More people are losing their jobs every day in the United States as the country faces its worst crisis since the Great Depression of the 1930s. But Seddiqui has been undeterred, even though he has yet to settle on one profession.

"I'm showing people that if you take a chance and try new things, there are jobs out there," he said, after government data revealed 651,000 jobs were lost in February, propelling the unemployment rate to a 25-year high of 8.1 percent.

Seddiqui has already worked as a logger in Medford, Oregon, a border patrol agent in Tucson, Arizona and an archaeologist in Fayetteville, Arkansas. Most employers have paid him or offered to hire him full-time.
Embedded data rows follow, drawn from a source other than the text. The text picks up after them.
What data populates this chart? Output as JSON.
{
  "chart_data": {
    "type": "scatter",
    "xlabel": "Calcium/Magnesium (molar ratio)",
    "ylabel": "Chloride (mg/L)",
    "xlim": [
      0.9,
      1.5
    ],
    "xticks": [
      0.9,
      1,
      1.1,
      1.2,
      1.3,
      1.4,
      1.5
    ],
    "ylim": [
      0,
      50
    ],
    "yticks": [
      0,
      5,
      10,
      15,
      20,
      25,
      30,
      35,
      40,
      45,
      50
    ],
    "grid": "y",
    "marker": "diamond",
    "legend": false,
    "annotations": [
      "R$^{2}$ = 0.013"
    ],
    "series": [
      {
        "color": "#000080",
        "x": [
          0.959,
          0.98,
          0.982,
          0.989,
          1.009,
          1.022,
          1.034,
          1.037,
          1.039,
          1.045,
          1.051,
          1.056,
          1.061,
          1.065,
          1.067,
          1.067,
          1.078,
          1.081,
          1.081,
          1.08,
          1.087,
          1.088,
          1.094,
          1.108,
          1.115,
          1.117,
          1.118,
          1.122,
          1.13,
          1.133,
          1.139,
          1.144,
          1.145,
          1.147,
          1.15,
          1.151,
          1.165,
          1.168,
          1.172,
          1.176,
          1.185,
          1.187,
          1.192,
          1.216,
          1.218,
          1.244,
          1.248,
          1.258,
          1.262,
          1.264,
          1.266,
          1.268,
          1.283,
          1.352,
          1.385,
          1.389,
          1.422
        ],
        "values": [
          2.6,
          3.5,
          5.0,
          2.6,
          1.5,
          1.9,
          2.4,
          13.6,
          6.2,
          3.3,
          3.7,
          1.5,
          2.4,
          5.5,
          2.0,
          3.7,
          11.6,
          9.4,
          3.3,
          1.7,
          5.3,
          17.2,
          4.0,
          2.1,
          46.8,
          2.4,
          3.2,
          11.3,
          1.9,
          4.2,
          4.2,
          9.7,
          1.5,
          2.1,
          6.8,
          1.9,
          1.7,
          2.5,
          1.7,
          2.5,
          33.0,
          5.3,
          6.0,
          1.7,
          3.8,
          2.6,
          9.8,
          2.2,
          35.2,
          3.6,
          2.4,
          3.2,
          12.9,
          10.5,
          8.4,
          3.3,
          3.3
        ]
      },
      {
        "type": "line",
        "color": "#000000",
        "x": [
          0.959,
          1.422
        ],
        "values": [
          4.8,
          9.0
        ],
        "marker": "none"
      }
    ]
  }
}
Halfway through his mission on week 25, he was working as an auto mechanic in Dearborn, Michigan, home to the Big Three US automakers Ford, Chrysler and General Motors.

"This is my 25th state, I'm halfway there and I've seen a lot of different things," he said, describing how one man had pulled out a gun in the auto repair shop just outside Detroit, considered America's most murderous city.

Seddiqui launched his driving tour in September 2008 in Salt Lake City, Utah, where he worked at a Mormon humanitarian centre. He then headed to Colorado, where he took on a hydrologist job, before donning cowboy gear to be a rodeo announcer in South Dakota.

He wanted each job to have a link to its state.

"When you think of Texas, you think of oil and gas, so I was a petroleum engineer,” he said. “This week in Detroit, I am working in the auto industry, because it's huge here. Last week, I was working for the train in Chicago because if you are there, you can't avoid the train."

Seddiqui set up most of the jobs in advance and found places to stay on the road, most often with his employer or a co-worker. "I've stayed with all kinds of people, from cowboys to Indians to Arabs to rednecks to just about everybody," he said.

Seddiqui, who said he wants to make a documentary and write a book about his journey, had a sound piece of advice for students struggling to launch their careers.

"I recommend to network and travel,” he said. “Be willing to try anything. Nowadays, you can't be too picky, especially if you are a new grad. It's going to be hard, you are not going to get your dream job on the first day. Step out of your comfort zone."